Revisiting the no-boundary proposal with a scalar field

TL;DR

This paper refines the no-boundary proposal by including scalar fields, showing how to eliminate unstable saddle points and exploring implications for different potential signs, with relevance to inflation and AdS spaces.

Contribution

It demonstrates a method to implement the no-boundary proposal with scalar fields, introducing regularity conditions that remove unstable saddle points and analyzing resulting geometries.

Findings

Unstable saddle points can be eliminated with regularity conditions.

Additional saddle points correspond to unclosed geometries.
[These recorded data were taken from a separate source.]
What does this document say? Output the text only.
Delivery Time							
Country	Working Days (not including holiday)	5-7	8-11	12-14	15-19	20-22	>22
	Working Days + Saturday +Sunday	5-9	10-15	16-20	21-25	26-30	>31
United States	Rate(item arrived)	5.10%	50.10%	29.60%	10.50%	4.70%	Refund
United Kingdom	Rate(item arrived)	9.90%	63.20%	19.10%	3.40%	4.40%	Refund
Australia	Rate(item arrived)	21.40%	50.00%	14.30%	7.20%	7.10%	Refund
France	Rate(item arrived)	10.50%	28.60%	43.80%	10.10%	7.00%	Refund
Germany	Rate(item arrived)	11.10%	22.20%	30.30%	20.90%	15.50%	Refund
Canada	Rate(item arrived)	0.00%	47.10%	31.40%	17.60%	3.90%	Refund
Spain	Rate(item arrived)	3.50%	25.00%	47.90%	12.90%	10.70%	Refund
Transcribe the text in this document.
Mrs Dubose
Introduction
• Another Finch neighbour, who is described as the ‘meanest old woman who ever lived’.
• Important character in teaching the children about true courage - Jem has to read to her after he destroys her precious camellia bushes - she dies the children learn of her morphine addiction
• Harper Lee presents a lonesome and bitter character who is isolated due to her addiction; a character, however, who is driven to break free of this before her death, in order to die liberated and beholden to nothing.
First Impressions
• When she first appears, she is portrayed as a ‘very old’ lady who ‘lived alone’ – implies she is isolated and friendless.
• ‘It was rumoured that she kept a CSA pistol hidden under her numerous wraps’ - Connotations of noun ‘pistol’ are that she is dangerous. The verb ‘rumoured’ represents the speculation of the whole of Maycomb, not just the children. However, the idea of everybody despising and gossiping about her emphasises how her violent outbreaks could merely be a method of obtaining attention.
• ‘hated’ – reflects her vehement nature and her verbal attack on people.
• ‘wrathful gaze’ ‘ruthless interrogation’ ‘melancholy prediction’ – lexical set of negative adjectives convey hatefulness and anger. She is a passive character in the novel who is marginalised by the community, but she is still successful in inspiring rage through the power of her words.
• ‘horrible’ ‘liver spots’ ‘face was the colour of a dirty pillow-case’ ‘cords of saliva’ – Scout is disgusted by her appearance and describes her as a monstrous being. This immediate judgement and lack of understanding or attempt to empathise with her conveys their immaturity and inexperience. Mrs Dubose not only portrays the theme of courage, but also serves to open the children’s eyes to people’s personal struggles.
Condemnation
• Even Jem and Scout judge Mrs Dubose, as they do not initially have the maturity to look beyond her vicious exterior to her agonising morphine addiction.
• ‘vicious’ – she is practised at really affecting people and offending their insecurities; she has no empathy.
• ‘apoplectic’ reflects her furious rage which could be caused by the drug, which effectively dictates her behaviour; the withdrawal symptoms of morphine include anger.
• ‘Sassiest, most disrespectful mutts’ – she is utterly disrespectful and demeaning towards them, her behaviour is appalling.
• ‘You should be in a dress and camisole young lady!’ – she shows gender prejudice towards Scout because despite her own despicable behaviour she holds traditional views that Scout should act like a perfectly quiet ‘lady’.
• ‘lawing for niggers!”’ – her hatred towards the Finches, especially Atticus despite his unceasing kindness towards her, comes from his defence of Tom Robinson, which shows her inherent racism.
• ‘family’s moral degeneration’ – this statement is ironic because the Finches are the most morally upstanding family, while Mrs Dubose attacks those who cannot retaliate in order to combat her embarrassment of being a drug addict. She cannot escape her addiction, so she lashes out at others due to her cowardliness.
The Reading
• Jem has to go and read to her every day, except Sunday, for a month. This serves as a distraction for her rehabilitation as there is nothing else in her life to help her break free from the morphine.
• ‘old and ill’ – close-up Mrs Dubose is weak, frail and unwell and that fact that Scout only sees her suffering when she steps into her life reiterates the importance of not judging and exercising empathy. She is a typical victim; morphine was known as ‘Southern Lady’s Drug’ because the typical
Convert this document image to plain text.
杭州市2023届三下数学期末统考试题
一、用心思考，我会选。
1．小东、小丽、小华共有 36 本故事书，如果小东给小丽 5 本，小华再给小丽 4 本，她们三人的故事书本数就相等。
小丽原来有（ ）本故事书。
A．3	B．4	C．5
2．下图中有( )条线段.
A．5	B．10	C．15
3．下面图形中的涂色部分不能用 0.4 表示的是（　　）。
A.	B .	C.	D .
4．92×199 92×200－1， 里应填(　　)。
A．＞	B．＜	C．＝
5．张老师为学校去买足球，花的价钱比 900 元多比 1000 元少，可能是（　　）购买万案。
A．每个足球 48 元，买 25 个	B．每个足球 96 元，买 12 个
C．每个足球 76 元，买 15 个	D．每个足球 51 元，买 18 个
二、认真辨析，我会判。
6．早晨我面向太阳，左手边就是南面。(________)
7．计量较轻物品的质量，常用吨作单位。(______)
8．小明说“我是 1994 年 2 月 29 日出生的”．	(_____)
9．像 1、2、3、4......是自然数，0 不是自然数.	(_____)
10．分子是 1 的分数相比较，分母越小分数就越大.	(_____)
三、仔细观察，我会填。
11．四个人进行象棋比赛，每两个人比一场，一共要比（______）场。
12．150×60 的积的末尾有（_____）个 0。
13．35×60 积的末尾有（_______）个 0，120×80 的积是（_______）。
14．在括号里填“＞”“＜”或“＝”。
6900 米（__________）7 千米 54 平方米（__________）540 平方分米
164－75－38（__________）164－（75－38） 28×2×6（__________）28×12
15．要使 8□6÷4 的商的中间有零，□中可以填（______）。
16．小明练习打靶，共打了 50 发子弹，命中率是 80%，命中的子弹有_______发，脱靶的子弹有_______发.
Classical spacetime emerges only for inflationary potentials.

Abstract

Recent works have suggested that the no-boundary proposal should be defined as a sum over regular, not necessarily compact, metrics. We show that such a prescription can be implemented in the presence of a scalar field. For concreteness, we consider the model of Garay et al., in which the potential is a sum of exponentials, and which lends itself to an analytical treatment. Compared to the earlier implementation, we find that saddle points with unstable fluctuations can be eliminated by imposition of an appropriate regularity condition. This leads to the appearance of additional saddle points, corresponding to unclosed geometries. We argue that such saddles will occur generically, though we also find in our example that they are subdominant to the closed, Hartle-Hawking, saddle points. When the potential is positive, classical spacetime is only predicted for inflationary histories. When the potential is negative, we recover the AdS gravitational path integral, with a stable scalar field included. One puzzle that we find is that in general the path integral must be restricted to sum only over specific, discrete and late time dependent initial values of the scalar field. Only when the scalar is required to take real values is this puzzle eliminated, a situation that moreover leads to advantageous phenomenological characteristics.